One of the many dubious claims about the “private option” Medicaid expansion was that it would be a “job creator” for the health-care industry in Arkansas.
Proponents of the plan seemed to reason that the “private option” Medicaid expansion would give more able-bodied, childless adults health insurance, which would increase revenue to hospitals and result in hospitals hiring people for more jobs. “Free” money is an amazing thing!
Here’s big-time Advance Arkansas Institute fan and Arkansas Hospital Association lobbyist Jodiane Tritt, passing out talking points to supporters at the beginning of the fiscal session in January 2014:
The Private Option can create much-needed jobs across Arkansas. Studies have found that the Private Option will result in an increase of approximately 8,600 new jobs in 2014 and 10,600 new jobs by 2020.
These jobs will not only be in hospitals, clinics, nursing and other health facilities, but also in those industries that support the Arkansas health care industry. Our communities will benefit from increases in wages and earnings.
Surely hospital lobbyists would never mislead the legislature about something so important! Imagine my shock earlier today, when I read an article in Modern Healthcare with the headline: “Economists find no evidence that Medicaid expansion adds healthcare jobs.”
From Modern Healthcare:
Expanding Medicaid does not appear to have fueled healthcare employment in states that raised eligibility and accepted billions of dollars in additional federal matching funds for their programs under the healthcare reform law.
U.S. healthcare employment began to accelerate after the first three months of the year and the uptick caught the attention of economists with the Altarum Institute, who conducted the analysis to determine whether hiring grew faster in Medicaid expansion states. It did not, they found. In fact, growth was faster in states that did not expand Medicaid, said Ani Turner, deputy director of Altarum’s Center for Sustainable Health Spending.

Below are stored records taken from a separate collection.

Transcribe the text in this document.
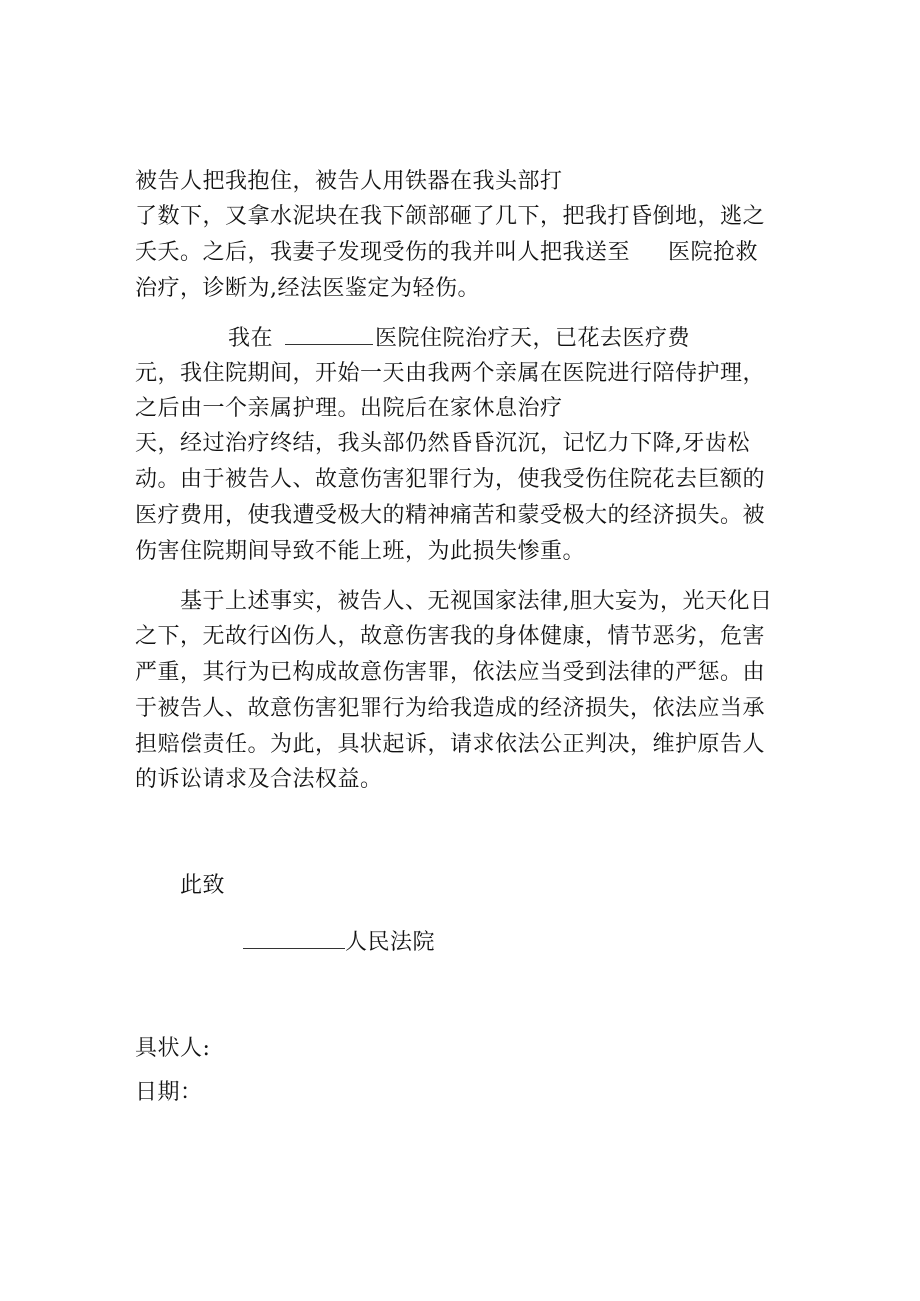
被告人把我抱住，被告人用铁器在我头部打
了数下，又拿水泥块在我下颌部砸了几下，把我打昏倒地，逃之
夭夭。之后，我妻子发现受伤的我并叫人把我送至 医院抢救
治疗，诊断为,经法医鉴定为轻伤。
我在	医院住院治疗天，已花去医疗费
元，我住院期间，开始一天由我两个亲属在医院进行陪侍护理，
之后由一个亲属护理。出院后在家休息治疗
天，经过治疗终结，我头部仍然昏昏沉沉，记忆力下降,牙齿松
动。由于被告人、故意伤害犯罪行为，使我受伤住院花去巨额的
医疗费用，使我遭受极大的精神痛苦和蒙受极大的经济损失。被
伤害住院期间导致不能上班，为此损失惨重。
基于上述事实，被告人、无视国家法律,胆大妄为，光天化日
之下，无故行凶伤人，故意伤害我的身体健康，情节恶劣，危害
严重，其行为已构成故意伤害罪，依法应当受到法律的严惩。由
于被告人、故意伤害犯罪行为给我造成的经济损失，依法应当承
担赔偿责任。为此，具状起诉，请求依法公正判决，维护原告人
的诉讼请求及合法权益。
此致
人民法院
具状人:
日期：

Proponents of expansion have touted the economic benefits of increased Medicaid enrollment, as they make their case to reluctant state governors and lawmakers. Indeed, hospitals in states that expanded eligibility are seeing less bad debt and fewer uninsured patients. But it might become harder to argue that Medicaid expansion is a jobs engine if the numbers don’t bear it out.

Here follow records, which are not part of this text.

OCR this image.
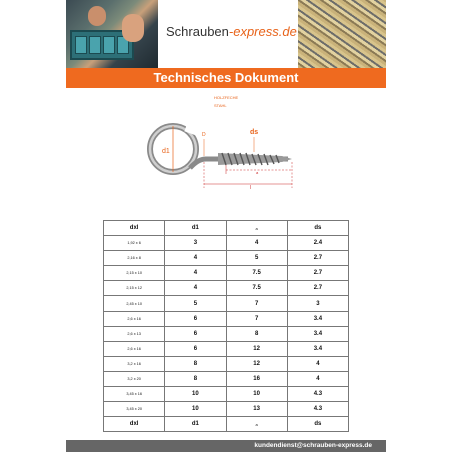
Schrauben-express.de
Technisches Dokument
HOLZFECHE
STAHL
d1
D	ds
a
l
dxl	d1	a	ds
1,92 x 6	3	4	2.4
2,16 x 8	4	5	2.7
2,15 x 10	4	7.5	2.7
2,15 x 12	4	7.5	2.7
2,45 x 10	5	7	3
2,6 x 16	6	7	3.4
2,6 x 13	6	8	3.4
2,6 x 16	6	12	3.4
3,2 x 16	8	12	4
3,2 x 20	8	16	4
3,45 x 16	10	10	4.3
3,45 x 20	10	13	4.3
dxl	d1	a	ds
kundendienst@schrauben-express.de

In addition, states that did not expand Medicaid (unlike Arkansas) have seen more robust overall job growth, according to one economist quoted in the article.

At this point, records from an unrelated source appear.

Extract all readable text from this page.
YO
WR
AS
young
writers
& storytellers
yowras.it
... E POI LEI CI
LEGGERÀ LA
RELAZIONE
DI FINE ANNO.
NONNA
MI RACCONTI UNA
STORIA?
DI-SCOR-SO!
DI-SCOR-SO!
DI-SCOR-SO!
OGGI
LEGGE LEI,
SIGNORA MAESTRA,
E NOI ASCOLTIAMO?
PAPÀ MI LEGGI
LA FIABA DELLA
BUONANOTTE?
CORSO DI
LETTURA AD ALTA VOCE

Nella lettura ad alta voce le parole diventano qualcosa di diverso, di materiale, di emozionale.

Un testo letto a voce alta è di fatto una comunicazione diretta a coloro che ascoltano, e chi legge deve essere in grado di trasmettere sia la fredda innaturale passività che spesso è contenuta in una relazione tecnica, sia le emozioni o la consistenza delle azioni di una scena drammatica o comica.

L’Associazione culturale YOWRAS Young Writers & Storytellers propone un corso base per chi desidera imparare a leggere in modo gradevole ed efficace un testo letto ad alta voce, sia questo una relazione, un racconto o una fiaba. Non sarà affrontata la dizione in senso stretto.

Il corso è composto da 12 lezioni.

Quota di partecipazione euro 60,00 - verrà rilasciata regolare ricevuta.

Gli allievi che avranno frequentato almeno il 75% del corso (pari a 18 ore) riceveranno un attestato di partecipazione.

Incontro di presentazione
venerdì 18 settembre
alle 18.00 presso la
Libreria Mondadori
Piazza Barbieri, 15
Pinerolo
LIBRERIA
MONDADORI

To recap: this is just the latest example of a claim by “private option” Medicaid expansion proponents that has turned out to be false. They said it would save rural hospitals. That turned out to be false for Crittenden Regional Hospital. They said it wouldn’t be more expensive than traditional Medicaid expansion. The Government Accountability Office (GAO) says that’s false, too. Sadly, this latest example of Medicaid expansion failing to create jobs is just another example of the optimistic promises “private option” proponents made that never materialized.